A worker operates on a production line for automobiles in Qingzhou, East China”s Shandong province, on Oct 31. [Photo/Xinhua]

Chinese factories have been ramping up as their manufacturing activity last month hit the highest level in almost a decade, shaking off the impact of the novel coronavirus pandemic, Nippon Hoso Kyokai reported on Monday.

The report is based on a closely-watched private survey: the Caixin/Markit Manufacturing Purchasing Managers’ Index.

The survey found China’s Manufacturing Purchasing Managers’ Index stood at 53.6 in October, its strongest showing since January 2011. For six months, it has been above the key level of 50, indicating expansion.

The survey comes after the government issuance of the manufacturing PMI over the weekend. Its number came in at 51.4, down from 51.5 in September, but above 50 for the eighth straight month.

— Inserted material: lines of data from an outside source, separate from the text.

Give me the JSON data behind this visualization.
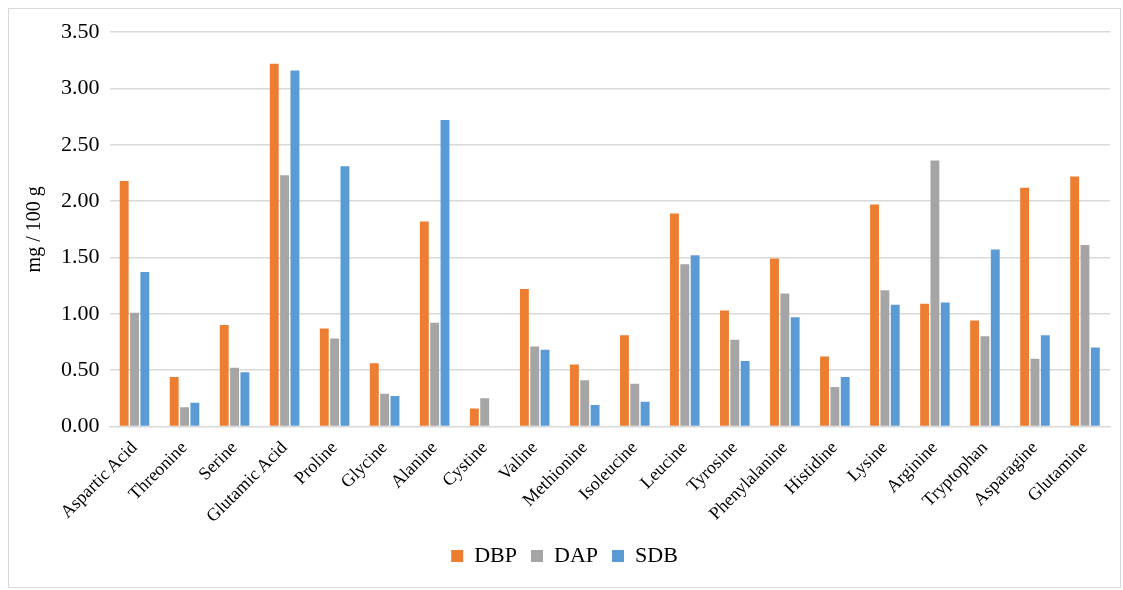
{
  "chart_data": {
    "type": "bar",
    "ylabel": "mg / 100 g",
    "categories": [
      "Aspartic Acid",
      "Threonine",
      "Serine",
      "Glutamic Acid",
      "Proline",
      "Glycine",
      "Alanine",
      "Cystine",
      "Valine",
      "Methionine",
      "Isoleucine",
      "Leucine",
      "Tyrosine",
      "Phenylalanine",
      "Histidine",
      "Lysine",
      "Arginine",
      "Tryptophan",
      "Asparagine",
      "Glutamine"
    ],
    "series": [
      {
        "name": "DBP",
        "color": "#ed7d31",
        "values": [
          2.18,
          0.44,
          0.9,
          3.22,
          0.87,
          0.56,
          1.82,
          0.16,
          1.22,
          0.55,
          0.81,
          1.89,
          1.03,
          1.49,
          0.62,
          1.97,
          1.09,
          0.94,
          2.12,
          2.22
        ]
      },
      {
        "name": "DAP",
        "color": "#a5a5a5",
        "values": [
          1.01,
          0.17,
          0.52,
          2.23,
          0.78,
          0.29,
          0.92,
          0.25,
          0.71,
          0.41,
          0.38,
          1.44,
          0.77,
          1.18,
          0.35,
          1.21,
          2.36,
          0.8,
          0.6,
          1.61
        ]
      },
      {
        "name": "SDB",
        "color": "#5b9bd5",
        "values": [
          1.37,
          0.21,
          0.48,
          3.16,
          2.31,
          0.27,
          2.72,
          null,
          0.68,
          0.19,
          0.22,
          1.52,
          0.58,
          0.97,
          0.44,
          1.08,
          1.1,
          1.57,
          0.81,
          0.7
        ]
      }
    ],
    "ylim": [
      0,
      3.5
    ],
    "yticks": [
      {
        "value": 0,
        "label": "0.00"
      },
      {
        "value": 0.5,
        "label": "0.50"
      },
      {
        "value": 1,
        "label": "1.00"
      },
      {
        "value": 1.5,
        "label": "1.50"
      },
      {
        "value": 2,
        "label": "2.00"
      },
      {
        "value": 2.5,
        "label": "2.50"
      },
      {
        "value": 3,
        "label": "3.00"
      },
      {
        "value": 3.5,
        "label": "3.50"
      }
    ],
    "grid": "y",
    "legend": "bottom"
  }
}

Analysts say strong overall demand has been firing up production. “Overall, the PMI data suggested recovery momentum has more or less stayed,” chief China economist at UBS Wang Tao told Bloomberg on Monday.

Asian shares were also mostly higher on Monday, buoyed by further signs of recovery in China’s manufacturing sector, according to the Associated Press.

Japan’s benchmark Nikkei 225 NIK, rose 1.38 percent in morning trading, while South Korea’s Kospi 180721, up 1.34 percent. Australia’s S&P/ASX 200 XJO, added 1.66 percent. Hong Kong’s Hang Seng HSI edged up 1.46 percent, while the Shanghai Composite SHCOMP gained 0.01 percent. Stocks in Singapore STI rose 0.74 percent.

Chinese officials said the country’s economy is recovering steadily, but warned demand for products from small companies needs to improve, according to NHK.